CSL has presented results from the pivotal placebo-controlled Phase 3 VANGUARD clinical trial of garadacimab (CSL312).
Garadacimab is the company's investigational first-in-class monoclonal antibody being developed as a long-term prophylactic treatment for patients with hereditary angioedema (HAE).
HAE is a rare, genetic and potentially life-threatening condition that causes painful, debilitating and unpredictable episodes of swelling of the abdomen, larynx, face and extremities, among other areas of the body.
CSL said that results from the trial, the first to investigate targeting activated Factor XII (FXIIa) to prevent HAE attacks, showed that once-monthly subcutaneous injections of garadacimab significantly reduced the attack rate compared to placebo.
It said that Patients taking once monthly garadacimab experienced a statistically lower monthly attack rate versus placebo, resulting in a mean attack rate reduction of 86.5 per cent and a median attack rate reduction of 100 per cent.
"Overall, during the six-month trial, a majority (61.5 per cent) of patients taking garadacimab were attack-free whereas no patients on the placebo arm were attack-free; 74.4 per cent of patients taking garadacimab achieved ≥90 per cent attack reduction versus the run-in period," said CSL.
“Targeting FXIIa and the HAE cascade from the start, as opposed to intervening downstream, is an innovative treatment approach that could help stop the process in its tracks,” said Dr Timothy Craig, Tenured Professor of Medicine, Pediatrics and Biomedical Sciences at Penn State University and Principal Investigator of the study.

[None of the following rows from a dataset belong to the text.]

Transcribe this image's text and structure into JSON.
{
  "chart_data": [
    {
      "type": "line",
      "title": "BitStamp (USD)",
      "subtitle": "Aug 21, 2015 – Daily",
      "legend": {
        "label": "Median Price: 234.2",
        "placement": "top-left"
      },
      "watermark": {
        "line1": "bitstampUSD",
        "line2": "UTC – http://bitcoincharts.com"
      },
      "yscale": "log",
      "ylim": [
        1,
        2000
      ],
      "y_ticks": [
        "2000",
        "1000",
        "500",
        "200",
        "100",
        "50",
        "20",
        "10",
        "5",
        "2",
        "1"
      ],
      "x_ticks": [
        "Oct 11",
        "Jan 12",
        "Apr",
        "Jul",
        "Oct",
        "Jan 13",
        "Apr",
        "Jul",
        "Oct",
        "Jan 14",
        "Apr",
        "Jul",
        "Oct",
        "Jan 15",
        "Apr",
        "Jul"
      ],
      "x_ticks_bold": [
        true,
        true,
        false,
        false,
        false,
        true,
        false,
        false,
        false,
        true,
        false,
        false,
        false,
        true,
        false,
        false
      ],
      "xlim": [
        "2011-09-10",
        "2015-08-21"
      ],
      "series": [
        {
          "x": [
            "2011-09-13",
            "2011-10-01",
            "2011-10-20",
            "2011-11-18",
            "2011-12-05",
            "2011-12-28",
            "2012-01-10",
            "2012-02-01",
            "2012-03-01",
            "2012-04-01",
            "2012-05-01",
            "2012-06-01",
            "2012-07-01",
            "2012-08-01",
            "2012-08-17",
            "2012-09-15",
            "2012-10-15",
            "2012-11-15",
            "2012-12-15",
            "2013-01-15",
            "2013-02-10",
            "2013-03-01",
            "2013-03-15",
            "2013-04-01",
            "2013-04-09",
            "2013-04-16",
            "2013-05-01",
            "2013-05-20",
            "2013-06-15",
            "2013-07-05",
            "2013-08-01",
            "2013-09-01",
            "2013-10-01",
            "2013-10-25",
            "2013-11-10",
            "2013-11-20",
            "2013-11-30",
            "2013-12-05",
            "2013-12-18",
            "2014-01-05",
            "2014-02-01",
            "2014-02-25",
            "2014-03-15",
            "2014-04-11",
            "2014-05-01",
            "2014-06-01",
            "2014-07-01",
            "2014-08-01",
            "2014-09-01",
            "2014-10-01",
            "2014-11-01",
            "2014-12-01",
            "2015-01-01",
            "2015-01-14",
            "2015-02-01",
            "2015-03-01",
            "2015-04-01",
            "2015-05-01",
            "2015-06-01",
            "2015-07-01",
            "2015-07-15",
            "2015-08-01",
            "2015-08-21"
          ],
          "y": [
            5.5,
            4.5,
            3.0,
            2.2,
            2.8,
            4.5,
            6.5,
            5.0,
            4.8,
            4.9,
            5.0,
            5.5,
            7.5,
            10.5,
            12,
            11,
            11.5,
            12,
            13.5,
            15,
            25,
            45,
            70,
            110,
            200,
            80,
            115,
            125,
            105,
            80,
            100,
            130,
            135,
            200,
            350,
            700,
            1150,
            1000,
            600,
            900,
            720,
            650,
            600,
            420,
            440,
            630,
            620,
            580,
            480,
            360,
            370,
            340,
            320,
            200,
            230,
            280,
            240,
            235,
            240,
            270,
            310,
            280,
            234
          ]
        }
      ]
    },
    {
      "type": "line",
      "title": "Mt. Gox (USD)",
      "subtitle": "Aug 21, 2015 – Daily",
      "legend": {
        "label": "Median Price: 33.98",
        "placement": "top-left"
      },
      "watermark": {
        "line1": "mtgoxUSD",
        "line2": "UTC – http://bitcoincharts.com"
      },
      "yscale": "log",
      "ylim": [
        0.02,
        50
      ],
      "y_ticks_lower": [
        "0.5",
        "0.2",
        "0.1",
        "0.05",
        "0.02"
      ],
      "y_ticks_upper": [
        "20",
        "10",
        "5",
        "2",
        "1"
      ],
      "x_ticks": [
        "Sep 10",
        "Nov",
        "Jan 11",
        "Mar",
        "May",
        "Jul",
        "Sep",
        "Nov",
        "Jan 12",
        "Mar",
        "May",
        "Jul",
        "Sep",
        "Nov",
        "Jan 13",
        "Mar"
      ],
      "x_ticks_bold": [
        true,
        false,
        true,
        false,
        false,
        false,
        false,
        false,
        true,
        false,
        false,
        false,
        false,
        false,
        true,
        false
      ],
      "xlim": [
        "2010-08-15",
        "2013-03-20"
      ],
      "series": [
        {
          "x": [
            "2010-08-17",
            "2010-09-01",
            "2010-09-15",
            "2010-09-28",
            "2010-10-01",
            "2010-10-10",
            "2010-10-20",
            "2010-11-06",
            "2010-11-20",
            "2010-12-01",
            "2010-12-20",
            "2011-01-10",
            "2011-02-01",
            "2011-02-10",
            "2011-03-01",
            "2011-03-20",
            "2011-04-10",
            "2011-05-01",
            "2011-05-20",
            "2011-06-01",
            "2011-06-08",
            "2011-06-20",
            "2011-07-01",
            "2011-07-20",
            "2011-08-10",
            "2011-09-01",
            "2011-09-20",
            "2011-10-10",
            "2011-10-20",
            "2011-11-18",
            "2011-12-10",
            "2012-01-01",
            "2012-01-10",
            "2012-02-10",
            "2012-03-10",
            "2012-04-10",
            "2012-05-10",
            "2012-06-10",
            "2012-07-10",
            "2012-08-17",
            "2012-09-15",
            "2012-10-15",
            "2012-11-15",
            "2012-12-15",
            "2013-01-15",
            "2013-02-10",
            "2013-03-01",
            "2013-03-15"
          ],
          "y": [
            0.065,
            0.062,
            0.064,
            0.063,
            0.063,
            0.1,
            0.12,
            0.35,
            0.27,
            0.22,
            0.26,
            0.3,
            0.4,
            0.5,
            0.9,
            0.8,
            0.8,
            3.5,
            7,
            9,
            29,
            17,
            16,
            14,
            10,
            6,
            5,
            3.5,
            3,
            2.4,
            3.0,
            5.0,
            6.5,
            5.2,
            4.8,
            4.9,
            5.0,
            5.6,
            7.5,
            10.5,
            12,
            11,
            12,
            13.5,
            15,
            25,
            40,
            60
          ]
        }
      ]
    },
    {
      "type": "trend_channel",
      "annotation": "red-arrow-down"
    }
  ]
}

“The Phase 3 data we are presenting support the potential use of garadacimab as a prophylactic therapy for HAE.”
"The data being shared at AAAAI showcase the efficacy and safety profile of garadacimab administered as a convenient monthly subcutaneous injection. The clinical trial results support garadacimab as a novel, first-in-class potential treatment that could offer a significant benefit to patients with HAE,” said Catherine Milch, Vice President R&D Immunology and CSL. “Garadacimab represents the next chapter in delivering on our promise to bring disruptive innovation and treatment options to patients living with rare diseases.”
CSL said it plans regulatory submissions to global health authorities later this calendar year seeking the approval of garadacimab.